Rosa nodded. “It did.”

“Well, it’s warm and dry in here, so you just let me know if you need help with anything.”

Rosa tucked her head down so that her wet hair fell over her face just in case anyone came in, then grabbed a hand basket and started looking for essentials. A toothbrush and toothpaste. Some apples, oranges, and microwave dinners. A couple of tourist Tshirts. A sweatshirt and a pair of sweatpants with Montauk written down one leg. And a pack of white cotton underwear and socks.

Hoping this would be enough food and clothes to make it a few days while she hid and figured out her next steps, she was heading to the register when she walked past an aisle containing sewing supplies. Unable to resist them, she ran her fingers over the beautiful blues and greens, reds and yellows on the spools of thread. Even when she was a little girl, she’d been totally drawn to playing with her mother’s needles and thread. Not to make clothes, but because she loved to watch patterns and pictures emerge from her stitches. The quality of the thread and yarn here wasn’t great, and there was no embroidery floss, but she could make do by doubling or even tripling the thread. She couldn’t help throwing some spools and a pack of needles into her basket.

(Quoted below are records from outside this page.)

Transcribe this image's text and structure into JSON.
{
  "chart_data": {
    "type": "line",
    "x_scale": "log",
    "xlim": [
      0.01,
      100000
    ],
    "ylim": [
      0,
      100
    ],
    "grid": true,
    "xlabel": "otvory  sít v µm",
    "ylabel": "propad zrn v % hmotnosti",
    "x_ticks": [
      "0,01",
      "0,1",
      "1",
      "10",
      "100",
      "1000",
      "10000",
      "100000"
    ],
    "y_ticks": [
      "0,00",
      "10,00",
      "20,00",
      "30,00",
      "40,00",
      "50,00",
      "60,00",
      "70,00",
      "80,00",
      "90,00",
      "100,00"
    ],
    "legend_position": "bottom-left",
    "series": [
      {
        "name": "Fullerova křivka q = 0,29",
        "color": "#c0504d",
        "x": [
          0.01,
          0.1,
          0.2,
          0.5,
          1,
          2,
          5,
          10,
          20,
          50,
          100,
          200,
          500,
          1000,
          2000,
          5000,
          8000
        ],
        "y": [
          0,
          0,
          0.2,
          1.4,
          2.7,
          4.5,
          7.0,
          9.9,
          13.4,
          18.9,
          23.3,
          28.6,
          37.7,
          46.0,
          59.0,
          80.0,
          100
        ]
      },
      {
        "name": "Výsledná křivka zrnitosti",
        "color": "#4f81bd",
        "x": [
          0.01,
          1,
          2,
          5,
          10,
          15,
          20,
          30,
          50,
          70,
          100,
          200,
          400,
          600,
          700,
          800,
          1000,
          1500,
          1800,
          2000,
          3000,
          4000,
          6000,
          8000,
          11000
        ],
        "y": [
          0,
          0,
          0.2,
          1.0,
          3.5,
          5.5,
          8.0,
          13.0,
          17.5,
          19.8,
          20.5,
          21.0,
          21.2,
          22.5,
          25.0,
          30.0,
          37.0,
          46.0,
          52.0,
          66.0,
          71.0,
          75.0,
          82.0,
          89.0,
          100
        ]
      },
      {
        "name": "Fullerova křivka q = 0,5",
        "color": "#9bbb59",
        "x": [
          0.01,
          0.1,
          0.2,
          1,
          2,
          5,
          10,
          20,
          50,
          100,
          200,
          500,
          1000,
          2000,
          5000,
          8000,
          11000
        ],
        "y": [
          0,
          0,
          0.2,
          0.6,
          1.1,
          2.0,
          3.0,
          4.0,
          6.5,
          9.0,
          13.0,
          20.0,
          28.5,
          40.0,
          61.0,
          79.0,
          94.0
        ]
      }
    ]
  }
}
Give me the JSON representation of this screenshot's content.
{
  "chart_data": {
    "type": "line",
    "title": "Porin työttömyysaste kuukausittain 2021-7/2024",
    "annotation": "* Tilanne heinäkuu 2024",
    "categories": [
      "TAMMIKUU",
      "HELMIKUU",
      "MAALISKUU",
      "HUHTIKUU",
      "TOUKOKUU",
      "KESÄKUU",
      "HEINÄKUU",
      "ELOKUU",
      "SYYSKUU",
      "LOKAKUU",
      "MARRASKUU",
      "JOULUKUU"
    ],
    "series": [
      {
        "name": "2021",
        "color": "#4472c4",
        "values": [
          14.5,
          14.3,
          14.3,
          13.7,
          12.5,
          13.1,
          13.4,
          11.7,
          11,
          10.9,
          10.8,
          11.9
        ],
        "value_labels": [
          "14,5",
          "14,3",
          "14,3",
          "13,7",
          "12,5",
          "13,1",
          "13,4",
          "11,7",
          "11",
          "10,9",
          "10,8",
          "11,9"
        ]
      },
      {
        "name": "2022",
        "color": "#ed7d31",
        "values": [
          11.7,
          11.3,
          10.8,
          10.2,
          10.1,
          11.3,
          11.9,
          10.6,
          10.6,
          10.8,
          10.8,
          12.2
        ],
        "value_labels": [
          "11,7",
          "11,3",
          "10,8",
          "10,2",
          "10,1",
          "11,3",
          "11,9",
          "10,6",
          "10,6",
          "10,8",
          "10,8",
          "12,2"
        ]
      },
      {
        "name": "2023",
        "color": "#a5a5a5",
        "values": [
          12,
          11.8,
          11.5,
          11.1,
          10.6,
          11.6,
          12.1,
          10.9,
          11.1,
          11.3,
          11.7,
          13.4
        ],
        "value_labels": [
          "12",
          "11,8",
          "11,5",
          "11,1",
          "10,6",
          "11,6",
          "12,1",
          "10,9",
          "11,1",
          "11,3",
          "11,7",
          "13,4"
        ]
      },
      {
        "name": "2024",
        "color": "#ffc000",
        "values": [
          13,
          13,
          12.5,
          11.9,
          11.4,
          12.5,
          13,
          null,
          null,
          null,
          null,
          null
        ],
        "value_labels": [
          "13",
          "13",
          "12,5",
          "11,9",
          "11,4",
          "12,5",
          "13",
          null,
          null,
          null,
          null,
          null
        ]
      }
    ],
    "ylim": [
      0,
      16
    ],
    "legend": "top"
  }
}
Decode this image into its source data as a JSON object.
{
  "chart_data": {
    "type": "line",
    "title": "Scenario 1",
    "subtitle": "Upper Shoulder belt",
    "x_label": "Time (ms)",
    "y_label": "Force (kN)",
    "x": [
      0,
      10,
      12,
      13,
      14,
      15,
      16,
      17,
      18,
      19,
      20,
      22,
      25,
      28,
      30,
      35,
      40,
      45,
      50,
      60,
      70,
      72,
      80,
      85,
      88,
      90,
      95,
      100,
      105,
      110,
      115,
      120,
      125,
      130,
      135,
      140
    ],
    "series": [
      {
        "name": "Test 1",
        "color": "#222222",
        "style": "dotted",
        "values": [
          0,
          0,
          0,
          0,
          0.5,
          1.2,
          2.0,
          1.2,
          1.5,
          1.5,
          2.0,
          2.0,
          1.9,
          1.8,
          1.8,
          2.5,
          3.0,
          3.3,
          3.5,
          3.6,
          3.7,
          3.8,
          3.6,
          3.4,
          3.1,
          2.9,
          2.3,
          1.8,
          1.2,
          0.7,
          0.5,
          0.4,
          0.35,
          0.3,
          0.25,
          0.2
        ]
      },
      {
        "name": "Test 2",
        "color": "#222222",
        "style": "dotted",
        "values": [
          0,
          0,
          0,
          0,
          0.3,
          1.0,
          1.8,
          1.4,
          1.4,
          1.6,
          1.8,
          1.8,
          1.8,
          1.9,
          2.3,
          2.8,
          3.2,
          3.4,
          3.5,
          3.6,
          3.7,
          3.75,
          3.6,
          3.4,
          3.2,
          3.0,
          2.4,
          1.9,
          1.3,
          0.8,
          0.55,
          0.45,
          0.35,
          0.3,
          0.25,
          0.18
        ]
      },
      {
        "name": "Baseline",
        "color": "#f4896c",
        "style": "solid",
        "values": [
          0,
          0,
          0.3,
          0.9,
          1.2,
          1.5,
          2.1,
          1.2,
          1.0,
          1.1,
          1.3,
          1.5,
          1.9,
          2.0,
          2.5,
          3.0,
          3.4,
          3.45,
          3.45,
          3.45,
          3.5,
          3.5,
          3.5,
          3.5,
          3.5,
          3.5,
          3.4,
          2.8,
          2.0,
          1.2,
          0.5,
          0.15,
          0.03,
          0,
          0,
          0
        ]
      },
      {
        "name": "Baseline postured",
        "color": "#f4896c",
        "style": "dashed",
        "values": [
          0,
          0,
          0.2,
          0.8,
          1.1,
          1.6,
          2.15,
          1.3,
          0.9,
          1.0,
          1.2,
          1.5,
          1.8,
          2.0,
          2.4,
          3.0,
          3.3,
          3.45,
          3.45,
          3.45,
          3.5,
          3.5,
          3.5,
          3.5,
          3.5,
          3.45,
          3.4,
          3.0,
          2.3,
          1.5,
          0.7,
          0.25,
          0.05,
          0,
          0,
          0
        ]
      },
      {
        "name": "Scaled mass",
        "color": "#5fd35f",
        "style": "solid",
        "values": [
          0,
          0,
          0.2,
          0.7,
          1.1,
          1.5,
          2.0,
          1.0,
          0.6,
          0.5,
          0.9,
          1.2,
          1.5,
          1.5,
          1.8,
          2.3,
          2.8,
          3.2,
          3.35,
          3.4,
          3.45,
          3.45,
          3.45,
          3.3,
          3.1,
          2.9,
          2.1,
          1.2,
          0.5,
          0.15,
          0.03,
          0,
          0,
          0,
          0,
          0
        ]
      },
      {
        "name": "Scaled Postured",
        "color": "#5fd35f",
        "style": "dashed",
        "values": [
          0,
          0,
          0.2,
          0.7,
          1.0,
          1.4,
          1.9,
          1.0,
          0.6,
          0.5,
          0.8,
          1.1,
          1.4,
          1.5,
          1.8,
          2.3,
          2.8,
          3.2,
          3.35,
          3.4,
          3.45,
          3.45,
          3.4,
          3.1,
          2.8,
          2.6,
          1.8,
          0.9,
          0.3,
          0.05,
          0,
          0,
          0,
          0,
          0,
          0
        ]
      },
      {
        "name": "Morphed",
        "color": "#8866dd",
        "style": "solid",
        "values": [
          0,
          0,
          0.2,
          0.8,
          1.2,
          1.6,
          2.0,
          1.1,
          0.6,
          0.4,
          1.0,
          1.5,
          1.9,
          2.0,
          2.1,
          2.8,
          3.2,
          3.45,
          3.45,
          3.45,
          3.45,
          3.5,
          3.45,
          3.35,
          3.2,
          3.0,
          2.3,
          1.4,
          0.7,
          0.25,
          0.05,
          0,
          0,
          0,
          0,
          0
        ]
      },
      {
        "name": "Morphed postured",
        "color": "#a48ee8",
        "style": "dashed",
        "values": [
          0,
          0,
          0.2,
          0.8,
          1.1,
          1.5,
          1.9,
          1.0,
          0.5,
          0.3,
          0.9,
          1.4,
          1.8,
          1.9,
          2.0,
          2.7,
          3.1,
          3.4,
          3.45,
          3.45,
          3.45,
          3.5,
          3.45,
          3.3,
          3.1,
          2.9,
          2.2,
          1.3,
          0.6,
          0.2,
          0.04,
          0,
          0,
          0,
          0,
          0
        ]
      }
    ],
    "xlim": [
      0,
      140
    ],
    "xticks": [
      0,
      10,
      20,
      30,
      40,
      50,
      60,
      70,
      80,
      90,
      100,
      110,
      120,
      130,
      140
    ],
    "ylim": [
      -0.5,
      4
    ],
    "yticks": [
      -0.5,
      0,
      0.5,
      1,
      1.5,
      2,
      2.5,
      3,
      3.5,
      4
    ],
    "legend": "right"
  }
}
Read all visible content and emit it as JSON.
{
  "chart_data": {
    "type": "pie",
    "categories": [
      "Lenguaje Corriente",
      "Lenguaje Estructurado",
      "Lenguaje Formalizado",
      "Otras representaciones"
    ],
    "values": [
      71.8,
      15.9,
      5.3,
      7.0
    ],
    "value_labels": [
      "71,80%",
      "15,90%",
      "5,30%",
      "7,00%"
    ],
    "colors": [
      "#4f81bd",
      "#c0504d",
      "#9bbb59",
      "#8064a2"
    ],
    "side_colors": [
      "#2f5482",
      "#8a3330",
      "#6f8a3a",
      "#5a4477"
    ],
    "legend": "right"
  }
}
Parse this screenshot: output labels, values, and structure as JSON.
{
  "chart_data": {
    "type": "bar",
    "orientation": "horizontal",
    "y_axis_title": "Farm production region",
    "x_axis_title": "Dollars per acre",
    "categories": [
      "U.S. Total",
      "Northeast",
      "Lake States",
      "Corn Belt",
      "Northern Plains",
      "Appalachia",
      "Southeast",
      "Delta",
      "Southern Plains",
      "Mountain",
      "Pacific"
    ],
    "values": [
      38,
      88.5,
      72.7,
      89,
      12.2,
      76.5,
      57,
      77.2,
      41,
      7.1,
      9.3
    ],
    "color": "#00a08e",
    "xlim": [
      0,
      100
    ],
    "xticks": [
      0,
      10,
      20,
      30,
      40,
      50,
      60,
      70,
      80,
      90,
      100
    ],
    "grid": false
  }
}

Rosa didn’t realize the magazine and paperback section was on the facing side of the aisle until she turned and flinched at her own face staring back at her. Her stomach twisted when she thought about how excited she’d been the first time she’d landed on the cover of a magazine. But back then she’d never dreamed there’d be headlines that shouted, America’s Favorite Bad Girl: Nude Photo Scandal? Or Another Brilliant Business Move for the Bouchards?

Rosa was doubling down on her prayers that the woman working the register wouldn’t recognize her without her usual makeup and couture clothes, when the bell over the front door clanged and shook her back to reality. She needed to buy her supplies and get away before someone spotted her.

Fortunately, the gray-haired man who walked in didn’t look as though he’d be any more likely to know who Rosa was than the woman behind the register. He leaned over the counter and gave the woman a sweet kiss before saying something that made her giggle like a schoolgirl in love.